Routing protocols have long been a crucial component of the Internet, enabling the efficient and seamless transfer of data across networks. However, these protocols were originally developed without much consideration for security. This oversight has led to numerous vulnerabilities that can be exploited by attackers to disrupt services and compromise network security.
One such protocol is the Border Gateway Protocol (BGP), which initially did not anticipate the potential for attacks between peers. While efforts have been made to address origin and path validation in BGP, the security of BGP implementations, particularly message parsing, has been neglected. As a result, multiple vulnerabilities have emerged, posing a significant risk of denial-of-service attacks.
Unfortunately, there has been a prevailing attitude within the security industry that if a particular aspect of a system is not broken, there’s no need to address it. As a result, security auditing often fails to thoroughly examine all the software and devices on a network, creating blind spots. This is especially true when organizations are unaware that routing protocols are in use within their infrastructure. These protocols can be found not only in traditional endpoints and servers but also in data centers, VPNs, and even embedded in custom appliances.
In recent times, there has been an increasing focus on the security of network devices, including routers, as they have become prime targets for threat actors. The US Cybersecurity and Infrastructure Security Agency (CISA) has deemed it necessary for federal agencies to mitigate the risks associated with these devices. However, these efforts bring to light concerns about the security of the underlying routing protocols. Threat actors have been known to leverage routers for reconnaissance, malware deployment, and command and control communications. Moreover, CISA’s known exploited vulnerabilities catalog includes three BGP denial-of-service issues, along with two others affecting different routing protocols.
BGP hijacks and leaks are another source of concern, as they can redirect traffic to unintended destinations, potentially exposing sensitive information. Data center attacks also pose a significant risk, as vulnerabilities in routing protocols could be exploited to isolate a data center from the Internet, rendering its services inaccessible.

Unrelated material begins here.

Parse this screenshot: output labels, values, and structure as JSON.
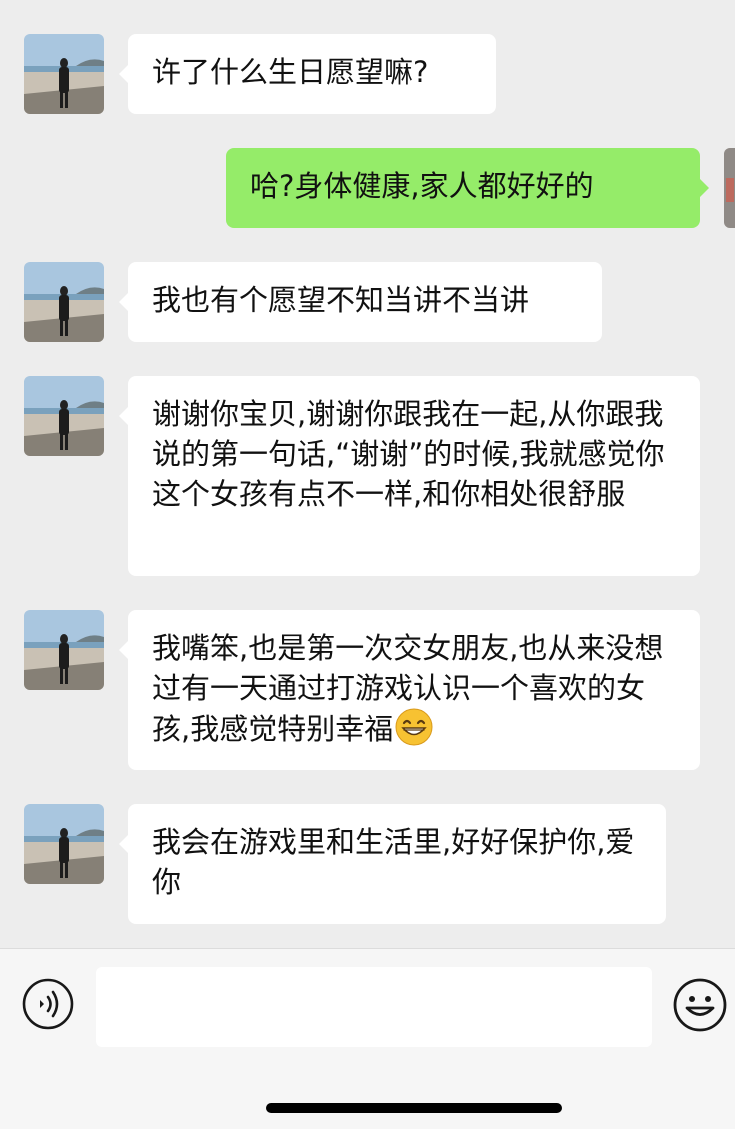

To address these blind spots in risk assessment, organizations must adopt a multi-pronged approach. Keeping an inventory of all devices connected to the network and the software running on them, including routing protocols, is crucial. This awareness enables organizations to identify vulnerabilities and prioritize their remediation efforts. Implementing segmentation strategies can also help protect unpatched devices from exposure to the Internet.
Additionally, software developers should prioritize security and reduce the likelihood of vulnerabilities in routing protocol implementations. Enhanced static and dynamic analysis techniques, as well as a secure software development lifecycle, can contribute to this. Effective communication channels should also be established to promptly address any identified vulnerabilities.
Vendors that integrate routing protocols into their devices become a potential source of third-party risk in the supply chain. Implementing software bills of materials (SBOMs) can provide greater visibility into the vulnerabilities present in devices and networks, enabling organizations to better manage their risks. Organizations must proactively assess their attack surface in cases where vendors do not provide the necessary transparency.
Furthermore, the security research community plays a crucial role in discovering and responsibly disclosing these vulnerabilities. Security researchers often provide more timely and effective remediation and mitigation recommendations compared to official security bulletins. For example, in the case of the recent BGP vulnerability, security researchers have developed an open-source BGP fuzzer that can quickly test protocol implementations to identify vulnerabilities.
Enhancing the security of routing protocols requires collaboration between software developers, vendors, and organizations. Security researchers can raise awareness of the potential risks associated with routing protocols and their broader impact on the ecosystem. However, organizations must prioritize a comprehensive understanding of their network devices, conduct vulnerability assessments, and establish effective threat detection and response mechanisms.
Ultimately, it is through the collective efforts of all stakeholders that the security of routing protocols can be strengthened, safeguarding the interconnected world we rely on.